The Trinity coach also testified that there was no special rivalry between the schools, that plaintiff was hit with an inadvertent elbow by a player named Billy Allen, and that there had been a commotion in the handshake line. The coach stated that plaintiff and Elliott had words, and that the assault by Elliott, according to some of his other players, was provoked by plaintiff, who had spit on Elliott. Elliott, the coach noted, also had no prior history of violent behavior.

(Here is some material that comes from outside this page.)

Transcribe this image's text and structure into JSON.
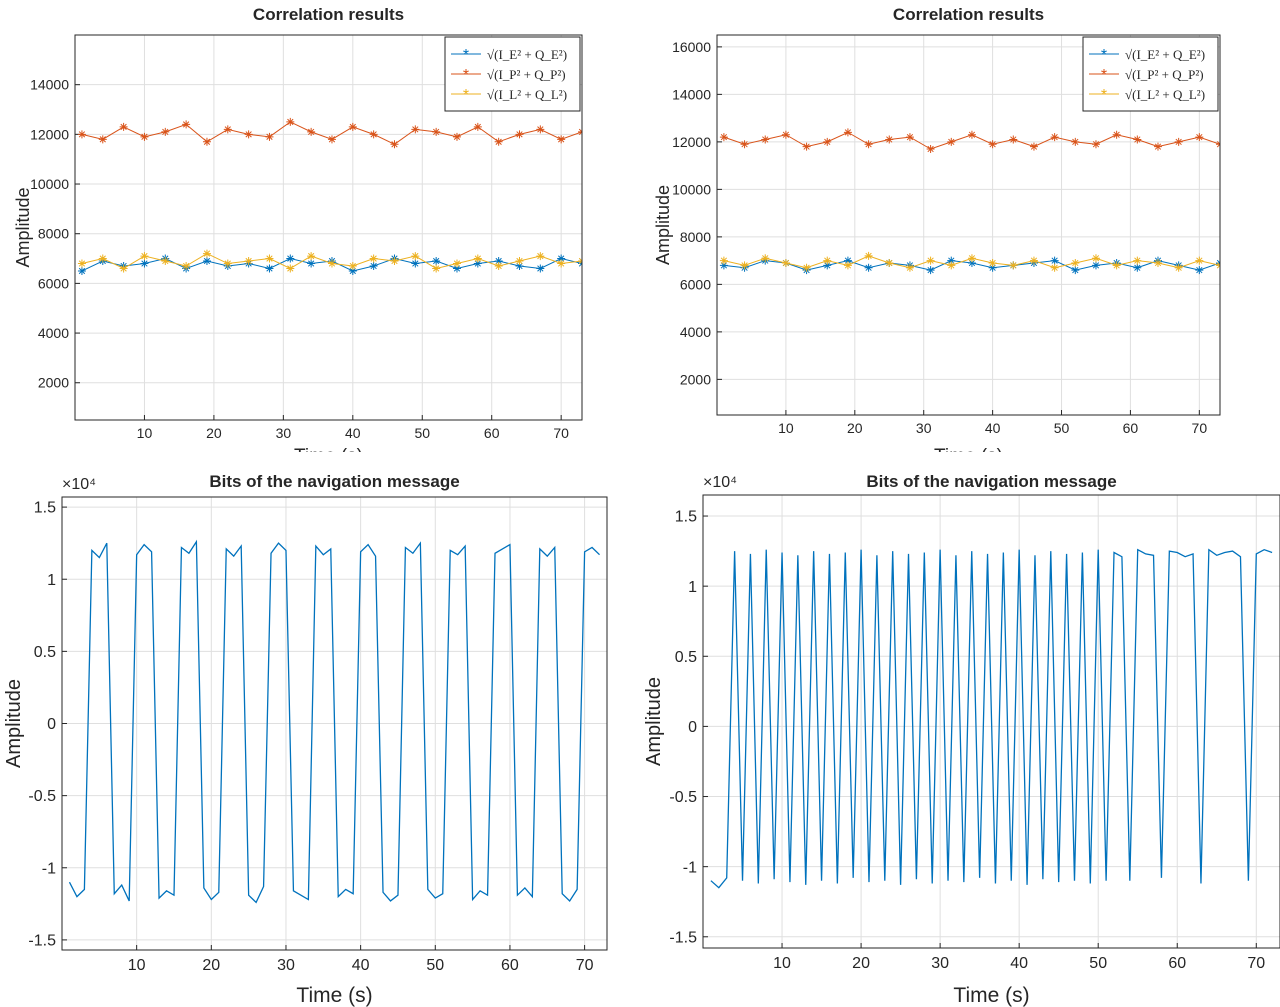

The Hotchkiss coach echoed plaintiff’s claim that plaintiff had no history of behavior problems, and stated that plaintiff was not violent or aggressive, and that although the game was loud and intense, there was no excessive jeering or fouling. The coach maintained that there was a disruption in the handshake line between Elliott and plaintiff, but nothing physical occurred, although the coach later saw plaintiff upset and holding his face, while other players explained that plaintiff had been jumped.

The motion court found, inter alia, that issues of fact existed as to whether the assault could have reasonably been anticipated by the Hotchkiss and Trinity coaches based on the behavior of the players throughout the game; that the Hotchkiss coach had some awareness of the animosity among the players based on his admission that he was aware plaintiff had gotten hit in the *274eye during the game; and that he knew plaintiff and Elliott had argued during the handshake ceremony. Hotchkiss and Trinity appeal, and we now reverse.

It is well established that schools are under a duty to provide adequate supervision to ensure the safety of the students in their charge and will be held liable for foreseeable injuries which are proximately caused by the absence of adequate supervision (Mirand v City of New York, 84 NY2d 44, 49 [1994]; Brown v Board of Educ. of Glen Cove Pub. Schools, 267 AD2d 267, 268 [1999]). The standard differs, however, in the background of school-sponsored extracurricular athletic activities for, “[i]n the context of wholly voluntary participation in intramural, interscholastic and other school-sponsored extracurricular athletic endeavors, we have required the exercise of the less demanding ordinary reasonable care standard” (Benitez v New York City Bd. of Educ., 73 NY2d 650, 656 [1989]; Barretto v City of New York, 229 AD2d 214, 218 [1997], lv denied 90 NY2d 805 [1997]), which is defined as “ordinary reasonable care to protect student athletes . . . from unassumed, concealed or unreasonably increased risks” (Benitez v New York City Bd. of Educ., 73 NY2d at 658; Vecchione v Middle Country Cent. School Dist., 300 AD2d 471 [2002]).

Moreover, “[i]n determining whether the duty to provide adequate supervision has been breached in the context of injuries caused by the acts of fellow students, it must be established that school authorities had sufficiently specific knowledge or notice of the dangerous conduct which caused injury; that is, that the third-party acts could reasonably have been anticipated” (Mirand v City of New York, 84 NY2d at 49; see also Siller v Mahopac Cent. School Dist., 18 AD3d 532 [2005]).

In the matter at bar, there was no prior history of violent conduct or behavioral problems on the part of plaintiff or Elliott, or between the two teams, so as to have placed defendants on notice of the alleged conduct which caused plaintiffs injuries. In addition, there was no violent history between plaintiff and Elliott, and Elliott was concededly not part of either the elbowing or eye-punching incidents, which themselves were not shown to be outside the bounds of normal play. In sum, Trinity and Hotchkiss have demonstrated that they had no actual or constructive knowledge of dangerous conduct on the part of plaintiffs attacker, and, accordingly could not have reasonably foreseen the attack on plaintiff. Plaintiffs cross motion for leave to amend the complaint to interpose a direct claim against Hotchkiss is denied, as academic, in light of the foregoing. Concur—Tom, J.P., Andrias, Sullivan, Nardelli and Williams, JJ.